Because she wasn’t the lithe, fit girl she’d been ten years ago, she realized. Years of inactivity in Italy, of long days sitting by Giovanni’s bedside, and nights of crying alone in her bed with a broken heart, were finally catching up with her.
And so was the stranger.
Panting, she dashed into the hotel lobby. Wealthy tourists in polo shirts and chic little summer dresses stared at her with their mouths agape as she stumbled across the marble floor and pushed violently out through the revolving door into the summery violet of dusk.
The doorman cried out when she nearly knocked him over. “Hey!”
“I’m sorry!” she cried back at him, but she didn’t stop. She couldn’t. Not with the man so close behind her.
In the distance she could see a subway entrance. She ran for it with all her might.
She was fast. But he was faster. She heard the heavy echo of his footsteps on the sidewalk behind her. She weaved through a crowd of tourists browsing the shop windows along Fifth Avenue. She saw a taxi pull in front of Tiffany’s, right behind a dog walker surrounded by dogs of all sizes.
She leaped over the man’s tangled leashes like a hurdle. She heard the rip of her white satin gown as she landed on the other side. Panting, she flung herself into the taxi over the back of the exiting passenger.

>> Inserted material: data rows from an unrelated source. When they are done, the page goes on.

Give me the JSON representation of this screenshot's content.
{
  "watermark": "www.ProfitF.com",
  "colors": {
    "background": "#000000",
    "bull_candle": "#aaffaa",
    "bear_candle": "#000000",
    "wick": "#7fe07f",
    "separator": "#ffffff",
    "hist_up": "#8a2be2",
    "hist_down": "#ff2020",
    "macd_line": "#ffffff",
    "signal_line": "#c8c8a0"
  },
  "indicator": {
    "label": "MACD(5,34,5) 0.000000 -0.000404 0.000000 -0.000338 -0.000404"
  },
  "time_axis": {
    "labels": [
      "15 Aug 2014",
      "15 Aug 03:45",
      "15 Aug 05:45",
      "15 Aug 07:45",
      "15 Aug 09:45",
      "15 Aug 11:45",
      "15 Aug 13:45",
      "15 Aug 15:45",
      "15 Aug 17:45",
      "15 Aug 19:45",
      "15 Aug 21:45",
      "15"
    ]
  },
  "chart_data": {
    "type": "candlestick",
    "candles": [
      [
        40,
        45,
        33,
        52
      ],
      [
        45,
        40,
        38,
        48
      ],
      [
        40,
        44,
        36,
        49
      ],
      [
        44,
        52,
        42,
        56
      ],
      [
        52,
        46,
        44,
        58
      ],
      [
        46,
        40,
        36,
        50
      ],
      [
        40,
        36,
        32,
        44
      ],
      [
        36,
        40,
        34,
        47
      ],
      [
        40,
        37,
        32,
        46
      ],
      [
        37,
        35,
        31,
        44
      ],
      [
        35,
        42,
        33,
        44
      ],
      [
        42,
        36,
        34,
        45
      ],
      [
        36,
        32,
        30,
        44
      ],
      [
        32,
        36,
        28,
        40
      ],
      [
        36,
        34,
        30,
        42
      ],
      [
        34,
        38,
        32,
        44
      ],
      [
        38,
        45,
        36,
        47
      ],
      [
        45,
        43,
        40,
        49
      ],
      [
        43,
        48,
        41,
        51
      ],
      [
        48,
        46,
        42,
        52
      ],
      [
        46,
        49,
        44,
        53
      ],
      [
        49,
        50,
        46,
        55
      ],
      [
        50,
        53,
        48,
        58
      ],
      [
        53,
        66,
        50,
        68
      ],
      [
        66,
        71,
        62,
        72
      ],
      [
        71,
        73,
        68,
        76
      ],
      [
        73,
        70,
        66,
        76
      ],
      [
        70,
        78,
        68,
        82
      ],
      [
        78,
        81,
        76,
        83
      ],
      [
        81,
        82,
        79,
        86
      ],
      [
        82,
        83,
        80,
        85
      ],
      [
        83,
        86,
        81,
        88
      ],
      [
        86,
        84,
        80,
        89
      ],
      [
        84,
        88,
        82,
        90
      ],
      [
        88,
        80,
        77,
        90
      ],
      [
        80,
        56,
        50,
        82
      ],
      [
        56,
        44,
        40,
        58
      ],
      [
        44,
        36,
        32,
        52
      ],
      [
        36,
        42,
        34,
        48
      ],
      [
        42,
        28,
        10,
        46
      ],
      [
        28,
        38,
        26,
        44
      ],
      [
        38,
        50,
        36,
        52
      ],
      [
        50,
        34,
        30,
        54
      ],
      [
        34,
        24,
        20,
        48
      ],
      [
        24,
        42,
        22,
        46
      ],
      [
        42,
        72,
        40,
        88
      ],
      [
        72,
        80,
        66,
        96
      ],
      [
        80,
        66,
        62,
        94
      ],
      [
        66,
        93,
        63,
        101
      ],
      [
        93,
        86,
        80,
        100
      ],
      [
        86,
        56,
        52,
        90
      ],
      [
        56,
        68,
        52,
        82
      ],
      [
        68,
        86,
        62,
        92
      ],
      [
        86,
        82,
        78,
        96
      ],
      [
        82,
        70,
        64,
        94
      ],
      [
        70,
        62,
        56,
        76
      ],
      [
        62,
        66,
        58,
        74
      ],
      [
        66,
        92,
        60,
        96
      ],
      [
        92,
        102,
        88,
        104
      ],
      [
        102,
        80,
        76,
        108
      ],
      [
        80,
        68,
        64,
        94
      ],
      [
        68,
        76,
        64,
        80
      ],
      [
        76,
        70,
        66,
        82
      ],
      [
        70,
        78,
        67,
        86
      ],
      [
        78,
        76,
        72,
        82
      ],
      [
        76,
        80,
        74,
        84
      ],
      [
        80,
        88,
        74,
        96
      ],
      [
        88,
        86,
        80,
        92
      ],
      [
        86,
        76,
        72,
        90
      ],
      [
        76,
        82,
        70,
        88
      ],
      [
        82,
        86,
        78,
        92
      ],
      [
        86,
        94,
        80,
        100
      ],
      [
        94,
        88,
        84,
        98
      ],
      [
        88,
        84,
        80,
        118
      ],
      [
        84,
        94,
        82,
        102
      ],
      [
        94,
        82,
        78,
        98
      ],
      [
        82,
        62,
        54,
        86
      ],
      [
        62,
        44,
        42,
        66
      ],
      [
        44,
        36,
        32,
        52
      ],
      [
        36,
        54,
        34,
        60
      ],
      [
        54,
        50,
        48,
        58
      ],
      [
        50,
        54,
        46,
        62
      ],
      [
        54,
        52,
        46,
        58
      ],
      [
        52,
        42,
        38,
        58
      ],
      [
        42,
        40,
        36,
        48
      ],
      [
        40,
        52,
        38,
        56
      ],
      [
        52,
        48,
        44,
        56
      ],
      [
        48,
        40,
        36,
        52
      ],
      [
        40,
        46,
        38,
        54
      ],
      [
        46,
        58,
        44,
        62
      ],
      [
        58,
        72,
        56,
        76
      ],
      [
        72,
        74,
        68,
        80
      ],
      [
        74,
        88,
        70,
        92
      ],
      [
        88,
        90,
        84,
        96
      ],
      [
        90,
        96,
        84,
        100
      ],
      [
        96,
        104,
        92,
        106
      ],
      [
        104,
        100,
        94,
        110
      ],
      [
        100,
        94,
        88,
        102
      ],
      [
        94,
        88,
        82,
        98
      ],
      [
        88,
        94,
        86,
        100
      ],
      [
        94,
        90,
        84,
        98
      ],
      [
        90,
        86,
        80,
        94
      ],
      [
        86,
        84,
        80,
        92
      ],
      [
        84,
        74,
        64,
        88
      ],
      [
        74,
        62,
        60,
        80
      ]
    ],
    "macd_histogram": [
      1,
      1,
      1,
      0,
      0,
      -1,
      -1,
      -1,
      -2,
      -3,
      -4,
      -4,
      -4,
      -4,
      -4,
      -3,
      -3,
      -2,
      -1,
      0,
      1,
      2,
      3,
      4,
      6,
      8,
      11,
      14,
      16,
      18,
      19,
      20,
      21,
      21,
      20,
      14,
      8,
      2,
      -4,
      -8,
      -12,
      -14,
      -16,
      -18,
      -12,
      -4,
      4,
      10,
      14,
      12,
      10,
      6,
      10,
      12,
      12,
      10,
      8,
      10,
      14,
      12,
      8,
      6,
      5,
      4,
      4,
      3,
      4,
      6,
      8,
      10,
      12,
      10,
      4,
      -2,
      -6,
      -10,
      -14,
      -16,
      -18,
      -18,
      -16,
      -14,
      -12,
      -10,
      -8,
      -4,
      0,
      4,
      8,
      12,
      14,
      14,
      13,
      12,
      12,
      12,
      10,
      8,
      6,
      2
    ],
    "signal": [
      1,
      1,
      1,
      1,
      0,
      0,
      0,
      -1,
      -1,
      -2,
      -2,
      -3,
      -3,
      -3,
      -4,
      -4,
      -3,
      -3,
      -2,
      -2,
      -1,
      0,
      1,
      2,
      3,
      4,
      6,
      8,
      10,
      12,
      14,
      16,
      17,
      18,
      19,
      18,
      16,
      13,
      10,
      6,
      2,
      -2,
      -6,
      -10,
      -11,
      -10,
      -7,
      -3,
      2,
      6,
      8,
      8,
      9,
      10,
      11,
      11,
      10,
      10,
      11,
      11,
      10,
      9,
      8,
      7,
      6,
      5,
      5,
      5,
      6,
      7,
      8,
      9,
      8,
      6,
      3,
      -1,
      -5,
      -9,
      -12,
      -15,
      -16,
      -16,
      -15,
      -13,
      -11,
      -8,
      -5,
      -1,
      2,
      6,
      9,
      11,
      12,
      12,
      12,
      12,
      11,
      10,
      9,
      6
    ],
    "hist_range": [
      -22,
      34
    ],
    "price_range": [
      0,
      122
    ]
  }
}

Behind her, she heard the stranger curse aloud, caught up in leashes, dogs, and tourists loaded with shopping bags.
“Go!” she shouted at the taxi driver.
“Where, lady?”
“Anywhere!” Looking back through the window at the approaching stranger, she gasped and held up the hundred-dollar bill she always tucked in her bra. “There’s someone following me—get me out of here!”
The taxi driver glanced in the rearview mirror, saw the hundred-dollar bill and the panicked expression on her face, then stomped on the gas pedal. The car roared away, its tires scattering water from the nearby gutter as they ducked into the evening traffic.
Turning around to look out the back window, Lia saw the diminishing figure of the dark stranger behind her. Wet with water, he stared after her in repressed fury, his mouth a grim line.